Her smile drops, but not a frown.

"It was an accident, Phil. She wasn't in control yet. She remorsefully apologised years ago. Like a flashback, there's no control, only to cope and deal. It took me some time to realise I was dead."

"What about Markus?"

"He's no longer a threat to me. I am no longer afraid. Naomi did what she was supposed to do, end his wrath. Now it's up to him to be on a better path. It's risky and bumpy, not clear. I read him bedtime stories since he never had a childhood."

"What?

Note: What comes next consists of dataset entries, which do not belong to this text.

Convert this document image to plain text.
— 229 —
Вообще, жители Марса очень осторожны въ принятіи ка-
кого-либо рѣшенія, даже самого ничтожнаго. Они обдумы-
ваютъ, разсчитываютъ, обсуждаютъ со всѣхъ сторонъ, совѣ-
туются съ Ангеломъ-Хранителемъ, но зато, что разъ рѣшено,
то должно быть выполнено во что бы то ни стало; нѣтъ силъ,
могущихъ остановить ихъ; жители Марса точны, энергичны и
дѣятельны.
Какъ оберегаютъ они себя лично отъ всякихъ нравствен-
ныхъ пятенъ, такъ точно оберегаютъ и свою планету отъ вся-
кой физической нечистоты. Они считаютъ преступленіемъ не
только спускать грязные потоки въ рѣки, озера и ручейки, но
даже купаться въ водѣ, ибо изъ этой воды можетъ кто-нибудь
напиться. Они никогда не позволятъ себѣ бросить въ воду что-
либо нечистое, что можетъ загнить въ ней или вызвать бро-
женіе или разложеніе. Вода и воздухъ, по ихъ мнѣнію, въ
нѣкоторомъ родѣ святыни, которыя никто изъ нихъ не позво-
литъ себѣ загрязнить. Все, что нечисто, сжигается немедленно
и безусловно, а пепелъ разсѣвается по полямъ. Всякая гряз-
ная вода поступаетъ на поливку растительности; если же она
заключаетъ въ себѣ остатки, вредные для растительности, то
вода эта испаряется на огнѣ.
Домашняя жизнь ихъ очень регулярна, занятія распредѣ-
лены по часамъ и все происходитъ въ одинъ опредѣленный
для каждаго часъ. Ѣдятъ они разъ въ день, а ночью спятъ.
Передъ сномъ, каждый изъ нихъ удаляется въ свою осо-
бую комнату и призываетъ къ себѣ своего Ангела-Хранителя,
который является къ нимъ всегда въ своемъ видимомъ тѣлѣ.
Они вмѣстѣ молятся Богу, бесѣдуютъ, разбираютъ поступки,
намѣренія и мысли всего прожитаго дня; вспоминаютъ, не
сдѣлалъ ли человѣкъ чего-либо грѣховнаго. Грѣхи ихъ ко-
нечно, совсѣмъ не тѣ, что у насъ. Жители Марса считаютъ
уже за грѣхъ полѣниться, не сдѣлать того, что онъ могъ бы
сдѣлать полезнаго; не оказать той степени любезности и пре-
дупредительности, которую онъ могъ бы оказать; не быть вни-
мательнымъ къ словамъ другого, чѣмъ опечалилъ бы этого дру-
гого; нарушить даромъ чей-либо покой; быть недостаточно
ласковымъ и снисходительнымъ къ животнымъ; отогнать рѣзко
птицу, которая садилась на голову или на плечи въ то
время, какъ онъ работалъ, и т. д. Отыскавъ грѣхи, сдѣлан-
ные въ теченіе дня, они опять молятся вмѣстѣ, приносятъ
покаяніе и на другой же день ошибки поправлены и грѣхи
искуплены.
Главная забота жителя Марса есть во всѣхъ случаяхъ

I thought that was Naomi..." I do hear a woman's voice reading to Markus's a few times per week. The walls muffled the actual identity of the woman doing it, so I thought it was Naomi. I do find that slightly humorous. I chuckle a bit.

She smiles and laughs, amused by my realisation.

We danced for a good couple of minutes to the music. All of our past worries went away. In fact, Alicia tried to hide her anxiety when she first met me. I didn't know what she was so afraid of until she informed me deep within our relationship. I did everything in my power to protect her; shrines, prayers, numbers to call, escaping methods, and so on. I wanted her to feel safe. Sadly, her trauma still occurred. I wished I had gotten her therapy. I also didn't notice how bad Markus was until my first encounter. She kept that a secret as well, watering down the events.

Her face suddenly looks troubled.

"Naomi..." She tells me, "She's in trouble; she needs you."

I nod, remembering the phone call.

"Go quickly."

"But the blizzard is not letting up."

"She's still your daughter, Phil. Just so Markus is your half-brother-in-law. If one of them is in trouble, I will still try to save them even if the sky is falling." Her maternal instincts kicked in.

"Have you forgotten what Markus has done?"

"Never will, Phil. Show him that people care about him," her hands ease off my shoulders.

I don't argue anymore. I clean out the driveway against the harsh blizzard. Then, I start in my vehicle and drive away. At least, the snowplows are around, so it's not impossible to drive. It's still very hard to drive in a blizzard.

However, I am willing to go through burdensome obstacles to get to Naomi.